Serie: «Ich bin ganz vermattet»

Nr. 36 –

Auf den ersten Blick entspricht Rabbi Shulem Shtisel ganz dem Bild des Patriarchen, wie man ihn sich als Oberhaupt einer orthodoxen Familie vorstellt: Gestreng, prinzipientreu und nichtsdestotrotz wohlwollend hält er seine Hand über Kinder und Enkelkinder wie auch über die Buben in seiner religiösen Grundschule in Jerusalem. Der jüngste Sohn Akiva muss endlich verheiratet und Tochter Giti mit ihren fünf Kindern und einem Mann, der (offiziell) für ein halbes Jahr in einem koscheren Schlachtbetrieb in Argentinien arbeitet, über die Runden gebracht werden. Angst und Scham vor einem Nichtgenügen in religiösen Pflichten scheinen allgegenwärtig. Zumal sich Akiva, statt in die arrangierte Heirat einzuwilligen, in eine zweifache Witwe verliebt, während Giti heimlich verschiedenen Jobs nachgeht, stets darauf bedacht zu verschleiern, dass sich ihr Mann nach Argentinien abgesetzt hat. Und dann ist da auch noch Malka, die Grossmutter im Altersheim, die einen Fernseher ins Zimmer gestellt bekommt und die Freuden ganz weltlichen Binge-Watchings entdeckt. Oder Gitis aufmüpfige Tochter Ruchami, die ihren Vater, als er reuig anruft, einen «Nazi» schimpft und Plakate mit seinem Namen und Konterfei drucken lässt, die ihn als «Verbrecher» anprangern.

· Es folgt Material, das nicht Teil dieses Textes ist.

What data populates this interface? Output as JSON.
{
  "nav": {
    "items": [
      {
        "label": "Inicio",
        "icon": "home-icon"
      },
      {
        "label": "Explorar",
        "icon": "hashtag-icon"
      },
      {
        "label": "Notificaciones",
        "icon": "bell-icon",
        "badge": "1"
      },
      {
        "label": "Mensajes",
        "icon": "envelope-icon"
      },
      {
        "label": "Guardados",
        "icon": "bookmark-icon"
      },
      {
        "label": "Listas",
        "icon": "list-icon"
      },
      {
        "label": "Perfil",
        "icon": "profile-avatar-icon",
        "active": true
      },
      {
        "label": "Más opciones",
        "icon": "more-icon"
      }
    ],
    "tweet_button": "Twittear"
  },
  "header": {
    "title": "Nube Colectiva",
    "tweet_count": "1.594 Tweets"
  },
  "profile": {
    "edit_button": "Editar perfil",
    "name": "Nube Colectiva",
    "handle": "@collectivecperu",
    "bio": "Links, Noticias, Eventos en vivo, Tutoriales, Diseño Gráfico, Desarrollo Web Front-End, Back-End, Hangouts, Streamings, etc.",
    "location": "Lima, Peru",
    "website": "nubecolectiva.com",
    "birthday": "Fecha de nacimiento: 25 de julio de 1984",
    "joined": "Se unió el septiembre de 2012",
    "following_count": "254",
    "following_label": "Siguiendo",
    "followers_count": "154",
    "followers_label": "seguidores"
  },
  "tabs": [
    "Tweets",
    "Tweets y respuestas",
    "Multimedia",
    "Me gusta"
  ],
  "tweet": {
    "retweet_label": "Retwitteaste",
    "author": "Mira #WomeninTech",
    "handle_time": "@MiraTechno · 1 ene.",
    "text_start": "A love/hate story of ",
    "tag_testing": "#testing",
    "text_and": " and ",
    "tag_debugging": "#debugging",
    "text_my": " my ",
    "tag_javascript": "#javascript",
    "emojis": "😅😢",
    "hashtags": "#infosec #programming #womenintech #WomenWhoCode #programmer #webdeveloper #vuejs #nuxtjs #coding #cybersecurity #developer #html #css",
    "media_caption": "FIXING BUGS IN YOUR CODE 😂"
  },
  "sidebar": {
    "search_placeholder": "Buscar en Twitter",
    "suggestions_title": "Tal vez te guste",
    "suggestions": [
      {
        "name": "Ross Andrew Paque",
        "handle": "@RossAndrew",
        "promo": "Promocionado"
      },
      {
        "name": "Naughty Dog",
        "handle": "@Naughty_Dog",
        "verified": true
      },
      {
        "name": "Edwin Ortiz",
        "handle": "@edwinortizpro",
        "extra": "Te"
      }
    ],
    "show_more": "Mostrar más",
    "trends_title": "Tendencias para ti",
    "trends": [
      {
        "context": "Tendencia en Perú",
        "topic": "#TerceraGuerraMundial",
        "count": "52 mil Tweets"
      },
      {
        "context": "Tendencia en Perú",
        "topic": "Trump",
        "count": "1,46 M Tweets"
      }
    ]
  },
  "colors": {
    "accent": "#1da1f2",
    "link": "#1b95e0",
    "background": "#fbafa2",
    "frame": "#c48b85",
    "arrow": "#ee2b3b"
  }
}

«Ich bin ganz vermattet», sagt Malka einmal in schönstem Jiddisch. Es ist nicht leicht, im 21.  Jahrhundert ein Leben nach streng orthodoxen Regeln zu führen, das zeigt die israelische Serie «Shtisel» höchst einfühlsam. Der Grundton ist melancholisch, die Zwischentöne sind voller Humor und die Figuren so liebenswürdig gezeichnet, dass man schon bald das Gefühl hat, in dieser für Aussenstehende normalerweise so fremden Welt bei Shulem und Akiva am Küchentisch mit dem geblümten Wachstischtuch zu sitzen. Zu vertraut sind uns die familialen Konflikte und inneren Kämpfe der Figuren. Mit seinen zutiefst menschlichen Erzählungen aus dem orthodoxen Alltagsleben schafft «Shtisel», wovon offizielle Politik und Diplomatie nur träumen können: Die Serie stösst in Israel über alle politischen und religiösen Lager hinweg auf Begeisterung.  

«Shtisel». Drehbuch/Regie: Ori Elon und Yehonatan Indursky. Israel 2013–2021. Auf Netflix.